29 August 2007

Ambushed by Patents

I've not written about the Rambus case before, because it seemed frankly rather dull. But I was wrong: there is an important principle at its heart:

European Union regulators have charged Rambus Inc. with antitrust abuse, alleging the memory chip designer demanded ''unreasonable'' royalties for its patents that were fraudulently set as industry standards.

The EU's preliminary charges, announced Thursday, come weeks after the U.S. Federal Trade Commission ruled the company deceived a standards-setting committee by failing to disclose that its patented technology would be needed to comply with the standard.

As a result, every manufacturer that wanted to make synchronous dynamic access memory chips had to negotiate a license with Rambus.

Both EU and U.S. antitrust officials allege that this allowed Rambus gain an illegal monopoly in the 1990s for DRAM chips used in personal computers, servers, printers, personal digital assistants and other electronics.

Clearly these kinds of patent ambushes are potentially a general problem, and indicate why real standards must only allow completely patent-free technologies. If a company wants its patented technology to become a standard, it must give its patents.

2 comments:

Anonymous said...

Funny thing is that Rambus didn’t have any “relevant patents” to disclose when SDRAM/DDR standards were discussed. They have invented fast memory in 1990 and they’ve been teaching memory manufacturers how to make it, under NDAs. They then have been invited to join JEDEC because of their expertise, seemingly. They have left a few years later after realizing that their inventions were being hijacked and incorporated into the standards, by the very memory producers they’ve been teaching. Everybody knew what Rambus invented but some didn’t want to pay royalties. So they pretended not to remember where the inventions came from and accused Rambus of deceiving a standard-setting organization. And called in the government. Isn’t that a wonderful way to strip somebody of patent rights? It’s cheap too. That may have been the real reason behind JEDEC invitation.

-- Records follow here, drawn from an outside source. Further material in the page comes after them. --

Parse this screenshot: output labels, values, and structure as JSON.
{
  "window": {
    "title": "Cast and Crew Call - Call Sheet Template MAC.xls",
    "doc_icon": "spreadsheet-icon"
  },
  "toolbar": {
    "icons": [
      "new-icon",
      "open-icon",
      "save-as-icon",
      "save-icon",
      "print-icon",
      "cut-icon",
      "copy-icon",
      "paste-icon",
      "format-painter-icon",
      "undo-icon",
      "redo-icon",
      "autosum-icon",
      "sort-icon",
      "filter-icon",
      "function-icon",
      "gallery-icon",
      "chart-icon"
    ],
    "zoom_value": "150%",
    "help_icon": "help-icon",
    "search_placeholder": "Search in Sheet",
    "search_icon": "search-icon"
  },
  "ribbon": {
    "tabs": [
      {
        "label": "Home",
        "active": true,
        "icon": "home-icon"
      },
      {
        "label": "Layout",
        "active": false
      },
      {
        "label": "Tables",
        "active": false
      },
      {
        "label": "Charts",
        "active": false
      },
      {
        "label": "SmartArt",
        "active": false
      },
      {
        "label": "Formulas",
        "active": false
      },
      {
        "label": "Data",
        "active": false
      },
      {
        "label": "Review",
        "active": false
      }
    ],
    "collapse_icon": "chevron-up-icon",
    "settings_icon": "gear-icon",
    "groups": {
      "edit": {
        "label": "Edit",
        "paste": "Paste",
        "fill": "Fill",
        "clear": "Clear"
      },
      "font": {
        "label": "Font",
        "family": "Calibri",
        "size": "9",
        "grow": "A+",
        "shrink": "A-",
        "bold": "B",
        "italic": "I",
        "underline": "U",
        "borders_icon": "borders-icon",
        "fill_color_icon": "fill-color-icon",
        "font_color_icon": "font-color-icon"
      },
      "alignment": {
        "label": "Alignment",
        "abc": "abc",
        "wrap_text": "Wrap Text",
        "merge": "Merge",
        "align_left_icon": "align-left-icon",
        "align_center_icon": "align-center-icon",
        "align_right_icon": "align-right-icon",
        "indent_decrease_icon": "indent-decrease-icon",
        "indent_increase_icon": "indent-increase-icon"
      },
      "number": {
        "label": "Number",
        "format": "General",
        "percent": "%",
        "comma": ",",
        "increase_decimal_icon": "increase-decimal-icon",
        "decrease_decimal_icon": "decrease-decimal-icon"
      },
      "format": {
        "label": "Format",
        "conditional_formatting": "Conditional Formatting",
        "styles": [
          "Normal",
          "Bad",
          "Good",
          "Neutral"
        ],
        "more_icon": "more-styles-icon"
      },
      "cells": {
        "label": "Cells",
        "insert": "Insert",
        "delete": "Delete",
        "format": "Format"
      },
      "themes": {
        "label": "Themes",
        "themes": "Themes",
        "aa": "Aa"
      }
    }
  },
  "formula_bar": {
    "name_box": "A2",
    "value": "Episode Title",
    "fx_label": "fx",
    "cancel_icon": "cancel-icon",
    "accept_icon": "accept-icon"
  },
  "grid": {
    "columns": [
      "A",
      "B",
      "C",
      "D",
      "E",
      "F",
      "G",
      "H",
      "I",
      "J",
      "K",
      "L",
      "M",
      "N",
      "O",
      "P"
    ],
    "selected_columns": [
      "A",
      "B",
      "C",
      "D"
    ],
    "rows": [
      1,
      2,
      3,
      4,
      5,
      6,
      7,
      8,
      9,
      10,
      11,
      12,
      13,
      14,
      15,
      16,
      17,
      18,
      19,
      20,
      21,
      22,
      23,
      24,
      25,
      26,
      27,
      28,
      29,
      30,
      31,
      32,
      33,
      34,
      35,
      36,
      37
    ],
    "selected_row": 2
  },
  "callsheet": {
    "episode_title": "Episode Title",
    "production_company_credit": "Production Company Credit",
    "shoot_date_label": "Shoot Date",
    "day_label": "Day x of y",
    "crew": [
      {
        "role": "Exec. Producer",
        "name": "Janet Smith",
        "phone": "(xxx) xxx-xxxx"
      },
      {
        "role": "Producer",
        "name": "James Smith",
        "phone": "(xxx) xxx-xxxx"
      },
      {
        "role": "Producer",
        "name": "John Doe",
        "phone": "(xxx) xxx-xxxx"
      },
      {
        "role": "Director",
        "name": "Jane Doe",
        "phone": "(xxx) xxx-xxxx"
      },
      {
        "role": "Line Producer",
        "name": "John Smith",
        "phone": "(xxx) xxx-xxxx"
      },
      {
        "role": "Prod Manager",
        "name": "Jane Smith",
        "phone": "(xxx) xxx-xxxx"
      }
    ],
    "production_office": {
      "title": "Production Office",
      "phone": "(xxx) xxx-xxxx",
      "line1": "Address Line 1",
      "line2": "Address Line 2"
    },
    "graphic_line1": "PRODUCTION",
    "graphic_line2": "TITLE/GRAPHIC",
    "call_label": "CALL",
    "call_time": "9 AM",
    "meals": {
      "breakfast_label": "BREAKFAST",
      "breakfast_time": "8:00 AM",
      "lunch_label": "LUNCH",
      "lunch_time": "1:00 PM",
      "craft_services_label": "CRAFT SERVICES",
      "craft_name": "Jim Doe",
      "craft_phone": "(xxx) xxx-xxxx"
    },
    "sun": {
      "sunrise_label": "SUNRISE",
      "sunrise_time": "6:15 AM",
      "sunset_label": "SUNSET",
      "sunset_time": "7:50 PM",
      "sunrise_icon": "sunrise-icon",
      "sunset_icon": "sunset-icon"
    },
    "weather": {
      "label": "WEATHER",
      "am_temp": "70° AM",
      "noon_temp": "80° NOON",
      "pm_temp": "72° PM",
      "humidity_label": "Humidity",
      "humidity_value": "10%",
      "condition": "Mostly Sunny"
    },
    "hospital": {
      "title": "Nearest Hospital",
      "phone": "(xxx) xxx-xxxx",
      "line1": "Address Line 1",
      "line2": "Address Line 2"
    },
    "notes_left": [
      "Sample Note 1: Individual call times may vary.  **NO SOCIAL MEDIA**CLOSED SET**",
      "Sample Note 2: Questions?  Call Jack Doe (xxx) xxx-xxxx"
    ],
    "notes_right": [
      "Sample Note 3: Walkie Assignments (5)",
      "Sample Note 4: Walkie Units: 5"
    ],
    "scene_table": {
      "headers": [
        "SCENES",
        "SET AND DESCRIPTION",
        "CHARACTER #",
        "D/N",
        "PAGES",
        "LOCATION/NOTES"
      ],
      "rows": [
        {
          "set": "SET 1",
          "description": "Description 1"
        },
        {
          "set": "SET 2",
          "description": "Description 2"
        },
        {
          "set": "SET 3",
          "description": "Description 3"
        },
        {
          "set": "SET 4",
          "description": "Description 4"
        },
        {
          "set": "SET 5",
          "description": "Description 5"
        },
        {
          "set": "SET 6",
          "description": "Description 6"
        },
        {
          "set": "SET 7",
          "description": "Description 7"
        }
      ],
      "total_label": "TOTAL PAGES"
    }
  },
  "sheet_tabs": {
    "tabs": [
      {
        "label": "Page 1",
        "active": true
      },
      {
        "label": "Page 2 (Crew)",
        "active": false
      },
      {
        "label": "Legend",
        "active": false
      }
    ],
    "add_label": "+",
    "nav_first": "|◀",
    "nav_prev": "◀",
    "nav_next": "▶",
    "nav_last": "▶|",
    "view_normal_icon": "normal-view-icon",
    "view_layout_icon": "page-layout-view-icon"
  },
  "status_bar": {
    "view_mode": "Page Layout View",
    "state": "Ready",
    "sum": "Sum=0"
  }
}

Also funny is the fact that JEDEC continues to openly incorporate additional Rambus inventions into its new standards, DDR2, DDR3, GDDRx, etc. A decade after Rambus left. Nobody was able to come up with anything better, so they just take more of what works. US FTC only limited royalties on the old SDRAM/DDR standards. The mainstream has long moved to DDR2. Of course, big memory companies wanted free unlimited use of all Rambus inventions. They didn’t get it. The little they did get is under appeal. What will the EU Commissioners be left pointing to if FTC is overturned by a real court?

Indeed, there was a patent ambush. Only it was the other way around. Certain memory manufacturers ambushed Rambus in attempt to strangle it, so they could use its IP for free. Although unfortunately the “savings” didn’t reach the consumer, as these companies were convicted by DOJ of memory price fixing. So for a long time consumers paid inflated prices for stolen, stripped down designs, without even knowing it. The memory in your computer could have been 10 times faster, just look at Rambus’s XDR memory design. If there were no Rambus, it would quite possibly be 10 times slower. Is 1-4% royalty for inventions facilitating 100x faster memory - “unreasonable”?

http://www.rambus.org/story/

Glyn Moody said...

Thanks for the comment and the link. Another reason I haven't written about this case is that I can't claim to know the full background or who exactly did what to whom. So I will reserve judgement on Rambus's case here until a later date when the facts are settled - if they ever are.

However, irrespective of this particular case, the threat of patent ambushes is still there, and if this isn't a good example, I'm sure that we'll get one all-too soon.